Die Burgruine Haselstein

Auf dem Hügel: Die Burgruine Haselstein

Heute Morgen sind wir ganz früh in Fulda Richtung Hünfeld aufgebrochen, weil es ein warmer  Tag werden soll und mit 26 Km Länge eine anspruchsvolle Wanderung durch das „Hessische Kegelspiel“ vor uns liegt. Unter diesem klangvollen Namen wird eine Anordnung gleichförmiger, kegelartiger Vulkanberge im vergleichsweise flachen nordwestlichen Teil der Rhön zusammen gefasst.
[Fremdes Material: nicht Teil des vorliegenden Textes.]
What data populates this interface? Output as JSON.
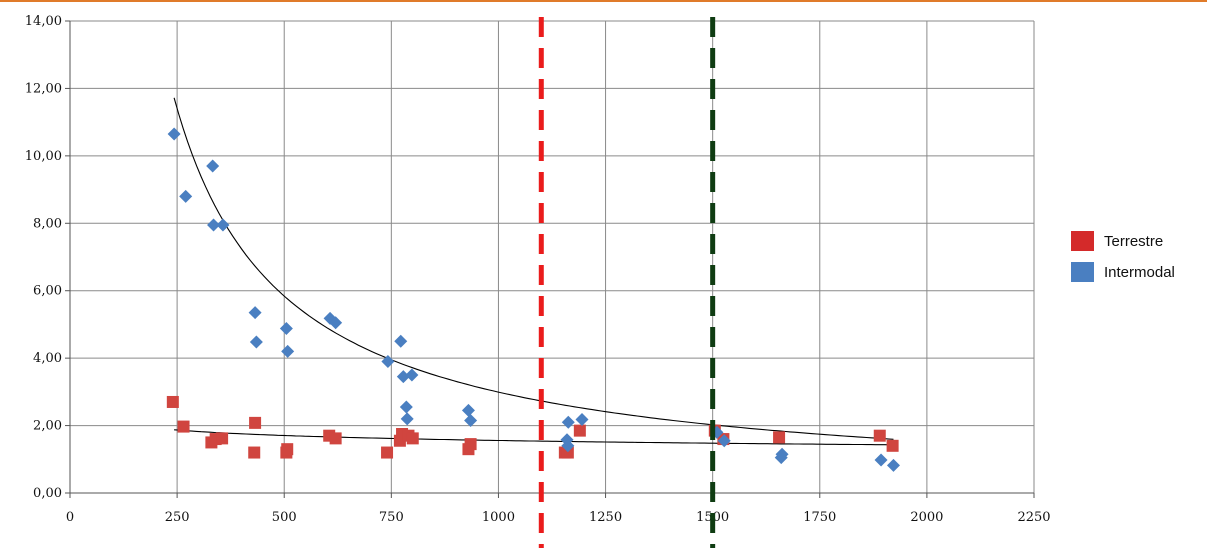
{
  "chart_data": {
    "type": "scatter",
    "title": "",
    "xlabel": "",
    "ylabel": "",
    "xlim": [
      0,
      2250
    ],
    "ylim": [
      0,
      14
    ],
    "x_ticks": [
      "0",
      "250",
      "500",
      "750",
      "1000",
      "1250",
      "1500",
      "1750",
      "2000",
      "2250"
    ],
    "x_tick_values": [
      0,
      250,
      500,
      750,
      1000,
      1250,
      1500,
      1750,
      2000,
      2250
    ],
    "y_ticks": [
      "0,00",
      "2,00",
      "4,00",
      "6,00",
      "8,00",
      "10,00",
      "12,00",
      "14,00"
    ],
    "y_tick_values": [
      0,
      2,
      4,
      6,
      8,
      10,
      12,
      14
    ],
    "grid": true,
    "legend_position": "right",
    "series": [
      {
        "name": "Terrestre",
        "color": "#d0453f",
        "legend_color": "#d42a2a",
        "marker": "square",
        "points": [
          [
            240,
            2.7
          ],
          [
            265,
            1.97
          ],
          [
            330,
            1.5
          ],
          [
            340,
            1.6
          ],
          [
            355,
            1.62
          ],
          [
            430,
            1.2
          ],
          [
            432,
            2.08
          ],
          [
            505,
            1.2
          ],
          [
            507,
            1.3
          ],
          [
            605,
            1.7
          ],
          [
            620,
            1.62
          ],
          [
            740,
            1.2
          ],
          [
            770,
            1.55
          ],
          [
            775,
            1.75
          ],
          [
            790,
            1.7
          ],
          [
            800,
            1.62
          ],
          [
            930,
            1.3
          ],
          [
            935,
            1.45
          ],
          [
            1155,
            1.2
          ],
          [
            1162,
            1.2
          ],
          [
            1190,
            1.85
          ],
          [
            1505,
            1.85
          ],
          [
            1525,
            1.6
          ],
          [
            1655,
            1.65
          ],
          [
            1890,
            1.7
          ],
          [
            1920,
            1.4
          ]
        ]
      },
      {
        "name": "Intermodal",
        "color": "#4a7fc1",
        "legend_color": "#4a7fc1",
        "marker": "diamond",
        "points": [
          [
            243,
            10.65
          ],
          [
            270,
            8.8
          ],
          [
            333,
            9.7
          ],
          [
            335,
            7.95
          ],
          [
            357,
            7.95
          ],
          [
            432,
            5.35
          ],
          [
            435,
            4.48
          ],
          [
            505,
            4.88
          ],
          [
            508,
            4.2
          ],
          [
            607,
            5.18
          ],
          [
            620,
            5.05
          ],
          [
            742,
            3.9
          ],
          [
            772,
            4.5
          ],
          [
            778,
            3.45
          ],
          [
            785,
            2.55
          ],
          [
            787,
            2.2
          ],
          [
            798,
            3.5
          ],
          [
            930,
            2.45
          ],
          [
            935,
            2.15
          ],
          [
            1160,
            1.58
          ],
          [
            1162,
            1.4
          ],
          [
            1163,
            2.1
          ],
          [
            1195,
            2.18
          ],
          [
            1510,
            1.8
          ],
          [
            1527,
            1.55
          ],
          [
            1660,
            1.05
          ],
          [
            1662,
            1.15
          ],
          [
            1893,
            0.98
          ],
          [
            1922,
            0.82
          ]
        ]
      }
    ],
    "trendlines": [
      {
        "series": "Intermodal",
        "type": "power",
        "a": 2350,
        "b": -0.965,
        "x_range": [
          243,
          1922
        ],
        "color": "#000000"
      },
      {
        "series": "Terrestre",
        "type": "power",
        "a": 3.85,
        "b": -0.131,
        "x_range": [
          243,
          1922
        ],
        "color": "#000000"
      }
    ],
    "reference_lines": [
      {
        "x": 1100,
        "color": "#ea1c1c",
        "style": "dashed"
      },
      {
        "x": 1500,
        "color": "#0f3c12",
        "style": "dashed"
      }
    ]
  }
}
Der Sage nach betrieben hier Riesen eine Kegelbahn, Zu den „Kegeln“ gehören die Vulkanberge Soisberg, Stallberg, Appelsberg , Rückersberg, Kleinberg, Wisselsberg, Hübelsberg, Morsberg und Lichtberg. Der Stoppelsberg stellt die Kugel dar. 

Wir wandern von Hünfeld durch den schönen Bürgerpark Haselsee und steigen hinauf auf eine wenig bewachsene Hochebene, die einen ersten Blick auf das Hessische Kegelspiel bietet. Durch frisch ergrünten Wald geht es weiter in Richtung der Ruine Haselstein, an deren Fuß eine imposante Mariengrotte den Wanderer grüßt.

Wir laufen rund um den Haselstein und biegen wieder in den Wald ein, der uns nun bis zum Stallberg begleitet. Dort steigen wir bis zur Bergpitze, wo es einige Basaltaufschlüsse und Reste eines Eisenzeitlichen Ringwalls zu sehen gibt.

Damit haben wir den höchsten Punkt unserer heutigen Tour erreicht. Abwärts geht es durch Wald und offene Feldflächen über Stendorf, Kirchhasel und Großenbach zurück nach Hünfeld. Über weite Strecken begleitet uns dabei die mäanderne Hasel, aus der Doxi immer wieder eine Wasserprobe entnimmt.

Gegen Ende unserer sechstündigen Wanderung macht uns die Sonne doch etwas zu schaffen, aber an einer Furt der Hasel nimmt Doxi ein ausgiebiges Tretbad und so erreichen wir glücklich wieder unserem Stellplatz am Bürgerpark in Hünfeld.